Weil ihre Mutter im Jesenwanger Heim lebte, fing Annette Petzold an, sich dort zu engagieren. Schon bald machte sie bei den Farbtupfern mit. Das ist ein Gruppe Ehrenamtlicher, die regelmäßige Veranstaltungen zu saisonalen Anlässen auf die Beine stellte. Da konnte es um Erdbeeren gehen, um Feste oder Bräuche rund ums Jahr. Interessante Fakten zum Thema wurden kombiniert mit lustigen Geschichten, Musik und einem Gläschen Sekt.

Bevor die Pandemie alles durchkreuzte, besuchte Annette Petzold jede Woche die Jesenwanger Senioren. Es wurde gemeinsam gespielt oder einfach nur geratscht.

Die Naturschutz-Managerin

Eichenau – Mehr als 200 Ehrenamtliche sind in der Kreisgruppe des Landesbund für Vogelschutz (LBV) aktiv. Das ist auch der Verdienst von Rita Verma. Sie hat das Ehrenamtsmanagement neu strukturiert – und so den LBV interessanter für Familien und Berufstätige gemacht. Sie ist der Mensch der Tat im November.

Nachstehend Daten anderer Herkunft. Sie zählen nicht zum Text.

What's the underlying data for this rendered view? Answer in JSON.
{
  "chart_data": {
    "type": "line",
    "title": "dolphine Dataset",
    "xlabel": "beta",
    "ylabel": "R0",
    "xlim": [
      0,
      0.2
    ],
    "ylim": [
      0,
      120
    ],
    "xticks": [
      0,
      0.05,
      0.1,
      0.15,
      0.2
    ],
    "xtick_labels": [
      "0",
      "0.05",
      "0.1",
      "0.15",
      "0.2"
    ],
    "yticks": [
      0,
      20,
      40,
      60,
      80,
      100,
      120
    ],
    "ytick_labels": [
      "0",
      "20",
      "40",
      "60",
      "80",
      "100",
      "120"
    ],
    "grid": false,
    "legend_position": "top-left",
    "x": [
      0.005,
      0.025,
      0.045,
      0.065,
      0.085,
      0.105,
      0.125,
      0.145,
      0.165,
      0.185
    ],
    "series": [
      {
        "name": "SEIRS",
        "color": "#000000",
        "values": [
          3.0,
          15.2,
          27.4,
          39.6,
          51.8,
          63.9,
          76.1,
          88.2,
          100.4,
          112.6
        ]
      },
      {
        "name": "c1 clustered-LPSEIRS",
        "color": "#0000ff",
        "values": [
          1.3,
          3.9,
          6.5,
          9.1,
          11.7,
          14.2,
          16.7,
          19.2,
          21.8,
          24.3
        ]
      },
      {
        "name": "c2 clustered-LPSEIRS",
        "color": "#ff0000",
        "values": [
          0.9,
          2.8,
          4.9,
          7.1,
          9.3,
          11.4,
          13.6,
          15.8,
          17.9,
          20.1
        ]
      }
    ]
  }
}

Rita Verma hat das Ehrenamtsmanagement des LBV umgekrempelt.

Seit 2010 kümmert sich die studierte Botanikerin vor allem um die Bereiche Ehrenamtliche, Mitgliederpflege und den Laden. Die Kreisgruppe wurde neu ausgerichtet. Seit 2015 ist Rita Verma (44) Vorsitzende der LBV-Kreisgruppe.